Lee wrote an op-ed for The Washington Post before the game, urging people who were attending the game to grab a shirt on their way in to exercise “the free speech that is denied to the people of Hong Kong.”
Vancouver
Protestors gathered outside Rogers Arena in Vancouver before the Oct. 17 preseason game between the Los Angeles Clippers and Dallas Mavericks. The group was small, but held signs condemning the NBA and shouted things such as “Fight for freedom!” and “Stand for Hong Kong!”
“We are here to let more people know that we should be supporting the Hong Kong people’s fight for freedom,” said protestor Thekla Lit to Postmedia, according to The Vancouver Sun. “It’s a very alarming sign because we are here in a free and democratic society but our freedom of speech can be suppressed by another country, so many thousand miles away.”
The protest was organized by Lee Haber, who told The Vancouver Sun that Canadians should care what is happening because it’s not just about Hong Kong, but about freedom of speech and expression in Canada and the United States.
“Commissioner Silver has stated that he will stand by the free speech of the players, fans, employees, people in the NBA community,” Haber said to The Sun. “We’re here to hold him to his word, that the NBA will put the free speech of their people ahead of access to the Chinese market.”
What’s Next?
Though the protests may have fizzled out in some cities, the original reasoning behind them — the pro-democracy protests in Hong Kong itself — are far from over.

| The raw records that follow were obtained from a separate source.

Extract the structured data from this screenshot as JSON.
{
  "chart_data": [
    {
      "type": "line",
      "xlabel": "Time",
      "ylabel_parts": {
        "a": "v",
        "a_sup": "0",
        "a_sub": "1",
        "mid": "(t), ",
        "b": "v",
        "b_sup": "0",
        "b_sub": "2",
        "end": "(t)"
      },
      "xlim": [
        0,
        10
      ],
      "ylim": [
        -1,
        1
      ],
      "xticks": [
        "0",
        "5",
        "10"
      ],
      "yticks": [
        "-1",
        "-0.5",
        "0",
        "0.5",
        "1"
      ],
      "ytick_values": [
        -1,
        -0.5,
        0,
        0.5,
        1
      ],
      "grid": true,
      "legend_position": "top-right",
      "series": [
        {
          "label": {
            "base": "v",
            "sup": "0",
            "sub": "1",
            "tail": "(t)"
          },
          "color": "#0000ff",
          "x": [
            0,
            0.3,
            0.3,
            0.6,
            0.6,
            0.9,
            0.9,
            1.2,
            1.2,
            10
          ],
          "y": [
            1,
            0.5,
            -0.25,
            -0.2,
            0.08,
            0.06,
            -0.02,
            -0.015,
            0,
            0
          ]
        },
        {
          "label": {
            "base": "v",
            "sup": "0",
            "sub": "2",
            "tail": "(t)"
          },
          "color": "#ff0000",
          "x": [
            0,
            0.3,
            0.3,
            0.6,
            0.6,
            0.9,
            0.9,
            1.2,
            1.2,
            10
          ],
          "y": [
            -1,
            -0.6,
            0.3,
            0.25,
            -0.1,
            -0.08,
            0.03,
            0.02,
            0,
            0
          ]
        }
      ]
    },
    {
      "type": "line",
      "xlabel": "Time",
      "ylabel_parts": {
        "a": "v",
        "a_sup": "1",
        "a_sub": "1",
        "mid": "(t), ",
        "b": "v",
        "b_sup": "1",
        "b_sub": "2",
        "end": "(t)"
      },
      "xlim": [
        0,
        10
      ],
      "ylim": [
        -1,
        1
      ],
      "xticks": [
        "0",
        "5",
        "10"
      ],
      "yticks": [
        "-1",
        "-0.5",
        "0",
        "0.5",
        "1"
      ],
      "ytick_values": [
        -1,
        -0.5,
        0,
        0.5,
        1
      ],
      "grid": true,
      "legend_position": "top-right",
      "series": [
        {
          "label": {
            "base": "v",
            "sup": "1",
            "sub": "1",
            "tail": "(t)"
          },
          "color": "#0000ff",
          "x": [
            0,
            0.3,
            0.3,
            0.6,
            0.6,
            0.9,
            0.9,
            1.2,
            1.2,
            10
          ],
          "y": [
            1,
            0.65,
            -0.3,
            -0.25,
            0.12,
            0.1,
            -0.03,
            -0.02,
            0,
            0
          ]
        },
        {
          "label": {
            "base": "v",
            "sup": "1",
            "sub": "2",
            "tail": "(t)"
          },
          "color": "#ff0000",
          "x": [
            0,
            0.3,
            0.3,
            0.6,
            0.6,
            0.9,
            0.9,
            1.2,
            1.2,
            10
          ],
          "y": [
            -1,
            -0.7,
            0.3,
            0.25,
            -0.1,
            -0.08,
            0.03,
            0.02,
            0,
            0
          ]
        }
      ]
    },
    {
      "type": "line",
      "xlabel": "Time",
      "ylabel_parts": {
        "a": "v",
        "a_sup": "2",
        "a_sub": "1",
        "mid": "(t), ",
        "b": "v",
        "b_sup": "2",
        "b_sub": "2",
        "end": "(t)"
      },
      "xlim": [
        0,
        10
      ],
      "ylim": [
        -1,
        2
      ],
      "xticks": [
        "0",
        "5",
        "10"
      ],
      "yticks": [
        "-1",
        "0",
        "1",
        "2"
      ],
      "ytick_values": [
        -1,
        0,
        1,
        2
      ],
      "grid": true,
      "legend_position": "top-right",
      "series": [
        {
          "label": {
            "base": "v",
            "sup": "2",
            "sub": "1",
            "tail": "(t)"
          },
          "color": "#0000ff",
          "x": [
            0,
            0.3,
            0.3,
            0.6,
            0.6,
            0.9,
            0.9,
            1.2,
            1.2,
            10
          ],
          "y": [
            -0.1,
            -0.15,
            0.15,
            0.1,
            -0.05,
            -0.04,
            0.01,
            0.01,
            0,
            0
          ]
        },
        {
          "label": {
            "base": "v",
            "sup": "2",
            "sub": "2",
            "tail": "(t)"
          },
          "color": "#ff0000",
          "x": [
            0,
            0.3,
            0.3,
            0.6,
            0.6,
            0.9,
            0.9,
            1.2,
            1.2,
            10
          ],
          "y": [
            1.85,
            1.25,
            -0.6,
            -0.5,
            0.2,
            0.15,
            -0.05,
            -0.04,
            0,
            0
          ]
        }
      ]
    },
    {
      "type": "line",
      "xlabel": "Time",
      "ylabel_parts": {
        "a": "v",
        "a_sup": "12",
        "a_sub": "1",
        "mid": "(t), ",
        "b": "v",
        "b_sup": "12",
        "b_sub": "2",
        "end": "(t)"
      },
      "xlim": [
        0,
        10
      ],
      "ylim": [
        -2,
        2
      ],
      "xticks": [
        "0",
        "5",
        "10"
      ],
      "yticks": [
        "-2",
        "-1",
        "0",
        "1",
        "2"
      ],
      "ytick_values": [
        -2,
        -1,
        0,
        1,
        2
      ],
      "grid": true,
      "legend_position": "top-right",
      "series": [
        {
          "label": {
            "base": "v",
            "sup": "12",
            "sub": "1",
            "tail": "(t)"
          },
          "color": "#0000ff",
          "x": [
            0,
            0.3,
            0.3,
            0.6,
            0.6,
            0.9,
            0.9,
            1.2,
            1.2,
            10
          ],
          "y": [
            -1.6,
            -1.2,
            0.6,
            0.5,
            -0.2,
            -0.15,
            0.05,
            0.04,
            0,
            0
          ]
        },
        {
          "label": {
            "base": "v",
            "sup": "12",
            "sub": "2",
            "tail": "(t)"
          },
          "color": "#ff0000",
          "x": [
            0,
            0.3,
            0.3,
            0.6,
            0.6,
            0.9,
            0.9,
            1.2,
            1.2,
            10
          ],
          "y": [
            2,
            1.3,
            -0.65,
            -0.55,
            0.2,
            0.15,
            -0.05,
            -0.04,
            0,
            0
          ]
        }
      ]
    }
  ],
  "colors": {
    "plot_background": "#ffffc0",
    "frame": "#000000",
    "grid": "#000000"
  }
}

“I don’t want to lose sight of what’s happening in Hong Kong, the Hong Kong piece is important,” Boyajian told InsideHook during a phone interview. “The fact of the matter is, they are supposed to be guaranteed certain rights that the government is violating. So this is also about Hong Kong and the rights that Hong Kongers and mainlanders should enjoy. But of course, it’s also about the U.S.”
It is likely that the NBA will continue to see signs, shirts and protests both before and during games as long as the conflict in Hong Kong persists. Whether the league will change its tune is yet to be seen.